Materials needed: Shim stock, quality spray paint, scribe, scrap plate of stainless or carbon steel, warm salt water, 12volt power supply (battery charger),  

1: Scuff surface using fine sandpaper then clean matl. well. You don't want any oil, rust, or fingerprints on the surface. 

2: Paint sheet of shim matl. front, back and edges using a quality paint. Automotive undercoating works well.

3: Use a scribe to layout shape of finished part.
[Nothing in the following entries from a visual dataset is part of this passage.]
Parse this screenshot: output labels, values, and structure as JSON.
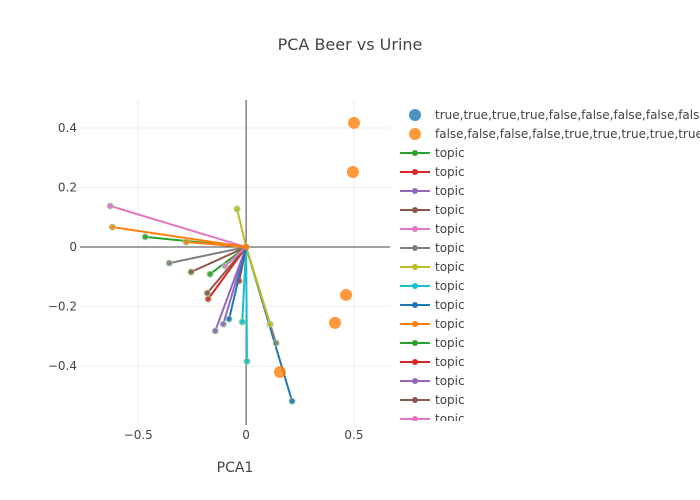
{
  "chart_data": {
    "type": "scatter",
    "title": "PCA Beer vs Urine",
    "xlabel": "PCA1",
    "ylabel": "",
    "xlim": [
      -0.77,
      0.667
    ],
    "ylim": [
      -0.598,
      0.494
    ],
    "xticks": [
      {
        "v": -0.5,
        "label": "−0.5"
      },
      {
        "v": 0,
        "label": "0"
      },
      {
        "v": 0.5,
        "label": "0.5"
      }
    ],
    "yticks": [
      {
        "v": 0.4,
        "label": "0.4"
      },
      {
        "v": 0.2,
        "label": "0.2"
      },
      {
        "v": 0,
        "label": "0"
      },
      {
        "v": -0.2,
        "label": "−0.2"
      },
      {
        "v": -0.4,
        "label": "−0.4"
      }
    ],
    "grid": true,
    "legend_placement": "right",
    "samples": [
      {
        "name": "true,true,true,true,false,false,false,false,false",
        "color": "#1f77b4",
        "points": []
      },
      {
        "name": "false,false,false,false,true,true,true,true,true",
        "color": "#ff7f0e",
        "points": [
          [
            0.5,
            0.417
          ],
          [
            0.495,
            0.252
          ],
          [
            0.463,
            -0.161
          ],
          [
            0.412,
            -0.255
          ],
          [
            0.157,
            -0.42
          ]
        ]
      }
    ],
    "topics": [
      {
        "name": "topic",
        "color": "#2ca02c",
        "end": [
          -0.468,
          0.034
        ]
      },
      {
        "name": "topic",
        "color": "#d62728",
        "end": [
          -0.176,
          -0.175
        ]
      },
      {
        "name": "topic",
        "color": "#9467bd",
        "end": [
          -0.143,
          -0.282
        ]
      },
      {
        "name": "topic",
        "color": "#8c564b",
        "end": [
          -0.255,
          -0.084
        ]
      },
      {
        "name": "topic",
        "color": "#e377c2",
        "end": [
          -0.63,
          0.138
        ]
      },
      {
        "name": "topic",
        "color": "#7f7f7f",
        "end": [
          -0.356,
          -0.054
        ]
      },
      {
        "name": "topic",
        "color": "#bcbd22",
        "end": [
          -0.042,
          0.128
        ]
      },
      {
        "name": "topic",
        "color": "#17becf",
        "end": [
          -0.018,
          -0.252
        ]
      },
      {
        "name": "topic",
        "color": "#1f77b4",
        "end": [
          0.213,
          -0.518
        ]
      },
      {
        "name": "topic",
        "color": "#ff7f0e",
        "end": [
          -0.62,
          0.067
        ]
      },
      {
        "name": "topic",
        "color": "#2ca02c",
        "end": [
          -0.167,
          -0.091
        ]
      },
      {
        "name": "topic",
        "color": "#d62728",
        "end": [
          -0.032,
          -0.114
        ]
      },
      {
        "name": "topic",
        "color": "#9467bd",
        "end": [
          -0.106,
          -0.259
        ]
      },
      {
        "name": "topic",
        "color": "#8c564b",
        "end": [
          -0.18,
          -0.155
        ]
      },
      {
        "name": "topic",
        "color": "#e377c2",
        "end": [
          -0.097,
          -0.064
        ]
      },
      {
        "name": "topic",
        "color": "#7f7f7f",
        "end": [
          0.139,
          -0.323
        ]
      },
      {
        "name": "topic",
        "color": "#bcbd22",
        "end": [
          0.111,
          -0.259
        ]
      },
      {
        "name": "topic",
        "color": "#17becf",
        "end": [
          0.004,
          -0.384
        ]
      },
      {
        "name": "topic",
        "color": "#1f77b4",
        "end": [
          -0.079,
          -0.242
        ]
      },
      {
        "name": "topic",
        "color": "#ff7f0e",
        "end": [
          -0.278,
          0.017
        ]
      }
    ]
  }
}
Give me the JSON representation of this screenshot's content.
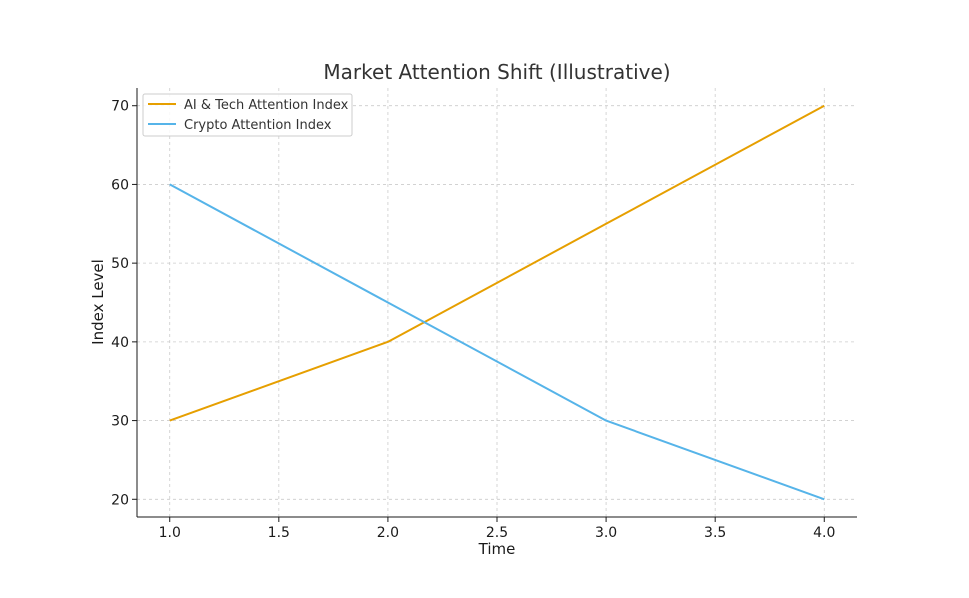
{
  "chart_data": {
    "type": "line",
    "title": "Market Attention Shift (Illustrative)",
    "xlabel": "Time",
    "ylabel": "Index Level",
    "x": [
      1,
      2,
      3,
      4
    ],
    "series": [
      {
        "name": "AI & Tech Attention Index",
        "values": [
          30,
          40,
          55,
          70
        ],
        "color": "#E69F00"
      },
      {
        "name": "Crypto Attention Index",
        "values": [
          60,
          45,
          30,
          20
        ],
        "color": "#56B4E9"
      }
    ],
    "xlim": [
      0.85,
      4.15
    ],
    "ylim": [
      17.75,
      72.25
    ],
    "xticks": [
      1.0,
      1.5,
      2.0,
      2.5,
      3.0,
      3.5,
      4.0
    ],
    "xtick_labels": [
      "1.0",
      "1.5",
      "2.0",
      "2.5",
      "3.0",
      "3.5",
      "4.0"
    ],
    "yticks": [
      20,
      30,
      40,
      50,
      60,
      70
    ],
    "ytick_labels": [
      "20",
      "30",
      "40",
      "50",
      "60",
      "70"
    ],
    "grid": true,
    "legend_position": "top-left"
  }
}
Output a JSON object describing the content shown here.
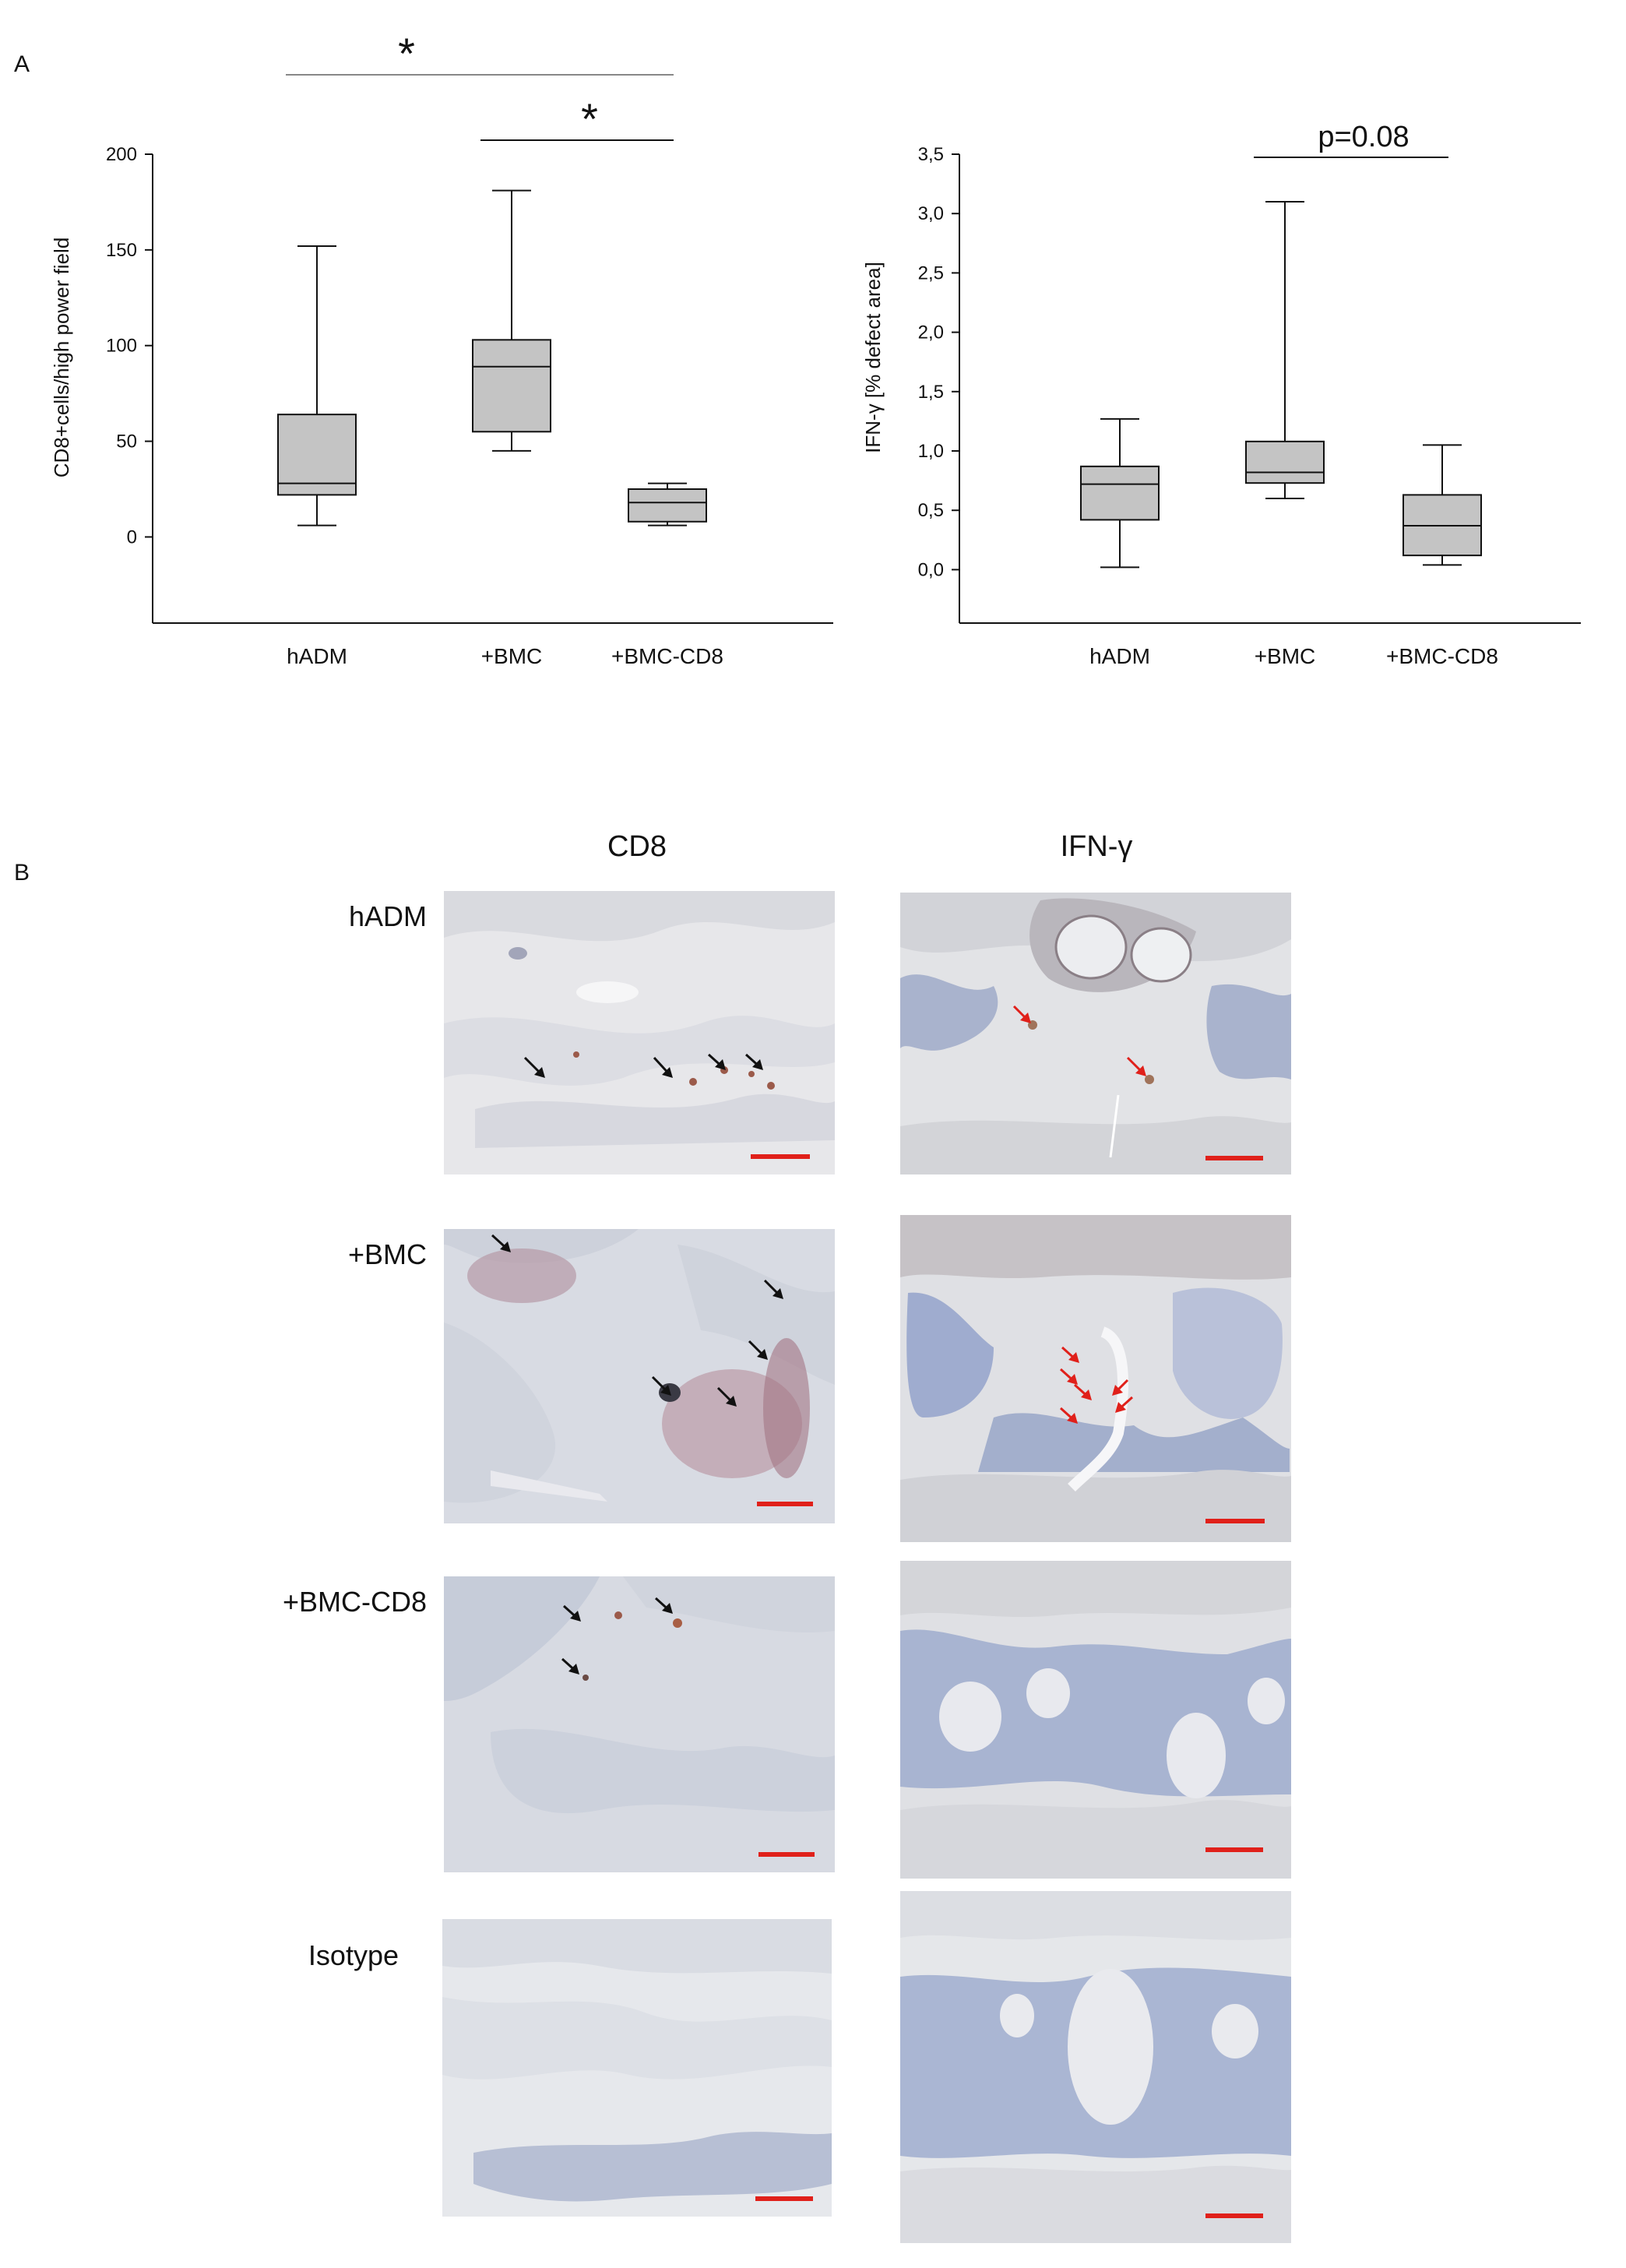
{
  "panel_a_label": "A",
  "panel_b_label": "B",
  "chart_data": [
    {
      "type": "box",
      "ylabel": "CD8+cells/high power field",
      "categories": [
        "hADM",
        "+BMC",
        "+BMC-CD8"
      ],
      "ylim": [
        -45,
        200
      ],
      "yticks": [
        0,
        50,
        100,
        150,
        200
      ],
      "ytick_labels": [
        "0",
        "50",
        "100",
        "150",
        "200"
      ],
      "boxes": [
        {
          "category": "hADM",
          "min": 6,
          "q1": 22,
          "median": 28,
          "q3": 64,
          "max": 152
        },
        {
          "category": "+BMC",
          "min": 45,
          "q1": 55,
          "median": 89,
          "q3": 103,
          "max": 181
        },
        {
          "category": "+BMC-CD8",
          "min": 6,
          "q1": 8,
          "median": 18,
          "q3": 25,
          "max": 28
        }
      ],
      "significance": [
        {
          "from": "hADM",
          "to": "+BMC-CD8",
          "label": "*"
        },
        {
          "from": "+BMC",
          "to": "+BMC-CD8",
          "label": "*"
        }
      ],
      "color": "#c4c4c4"
    },
    {
      "type": "box",
      "ylabel": "IFN-γ [% defect area]",
      "categories": [
        "hADM",
        "+BMC",
        "+BMC-CD8"
      ],
      "ylim": [
        -0.45,
        3.5
      ],
      "yticks": [
        0,
        0.5,
        1.0,
        1.5,
        2.0,
        2.5,
        3.0,
        3.5
      ],
      "ytick_labels": [
        "0,0",
        "0,5",
        "1,0",
        "1,5",
        "2,0",
        "2,5",
        "3,0",
        "3,5"
      ],
      "boxes": [
        {
          "category": "hADM",
          "min": 0.02,
          "q1": 0.42,
          "median": 0.72,
          "q3": 0.87,
          "max": 1.27
        },
        {
          "category": "+BMC",
          "min": 0.6,
          "q1": 0.73,
          "median": 0.82,
          "q3": 1.08,
          "max": 3.1
        },
        {
          "category": "+BMC-CD8",
          "min": 0.04,
          "q1": 0.12,
          "median": 0.37,
          "q3": 0.63,
          "max": 1.05
        }
      ],
      "significance": [
        {
          "from": "+BMC",
          "to": "+BMC-CD8",
          "label": "p=0.08"
        }
      ],
      "color": "#c4c4c4"
    }
  ],
  "micrographs": {
    "columns": [
      "CD8",
      "IFN-γ"
    ],
    "rows": [
      "hADM",
      "+BMC",
      "+BMC-CD8",
      "Isotype"
    ],
    "scale_bar_color": "#e0201a",
    "arrow_colors": {
      "CD8": "#111111",
      "IFN-γ": "#e0201a"
    }
  }
}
Scribe only one side. (I made a fixture to clamp the shimstock flat in a CNC mill then engraved the shape I wanted in the paint.)

4: Scrape the paint off one corner of the sheet.

5: Prepare a plastic bucket with warm salt water.

6: Using a 12volt power supply ( I used a car battery charger) attach the negative terminal to the scrap steel plate (the cathode).

7: Attach the positive terminal to the shim stock where the paint was removed.

8: Submerge both into the bucket making sure there is no way the two can contact each other. You will want the side you scribed to face the cathode.

9: Also make sure the corner of shim that you removed the paint from and attached the electrode to is not submerged. 

10: Turn on the power supply. The lower the amperage the better of a cut you will get. The higher the amperage the faster it will finish but you will have more undercutting.

11: Occasionally shake the shim stock to loosen the sludge from the scribed lines. 

The time will vary depending on the thickness of the shim and the amperage you etch at. It took me about 15 minutes. The whole process start to finish was about two hours, but this included making a fixture to hold the shim in our Fadal and to program the feature I was cutting.

Hope this helps someone. It is alot easier than it sounds.

I'll try to post a pic of the reed valve I made.


----------



## greenie (Dec 22, 2007)

Thanks for that information, now does this particular method of etching work the same on BRASS?

regards greenie


----------



## shred (Dec 23, 2007)

greenie  said:
			
		

> Thanks for that information, now does this particular method of etching work the same on BRASS?
> 
> regards greenie



The internet will provide: http://steampunkworkshop.com/electroetch.shtml   

He does it with a laser printer, but the resist/no-resist thing works for paint and whatever as well.

FWIW, the "root kill" copper sulfate fluid instantly (and very thinly) copper-plates steel dunked in it. Works well for layout fluid that won't burn off.


----------



## wareagle (Dec 23, 2007)

*zeusrekning *, thanks for posting the information. I think I will give this a try at some point. It looks pretty straight forward, and an easy way of getting a complex shape out of shim stock.


----------



## greenie (Dec 23, 2007)

That's just what the doctor ordered, thanks.


regards radish


----------



## greenie (Dec 24, 2007)

Shred, if you know that bloke who knocked up that web site, go tell him he is a genius.
Just took a while to go thru ALL his deviations and WOW, is one for givin' it a go, bloody amazing.
He's convinced me, to give his methods a go anyway.

regards greenie


----------



## 1Kenny (Dec 24, 2007)

That is real cool. It took me awhile to go through his site.

Kenny


----------



## zeusrekning (Dec 24, 2007)

These are the parts I made using this method. I tried to get a good picture of the edges but my camera phone isn't that great. That is a dime laying next to the valves.


----------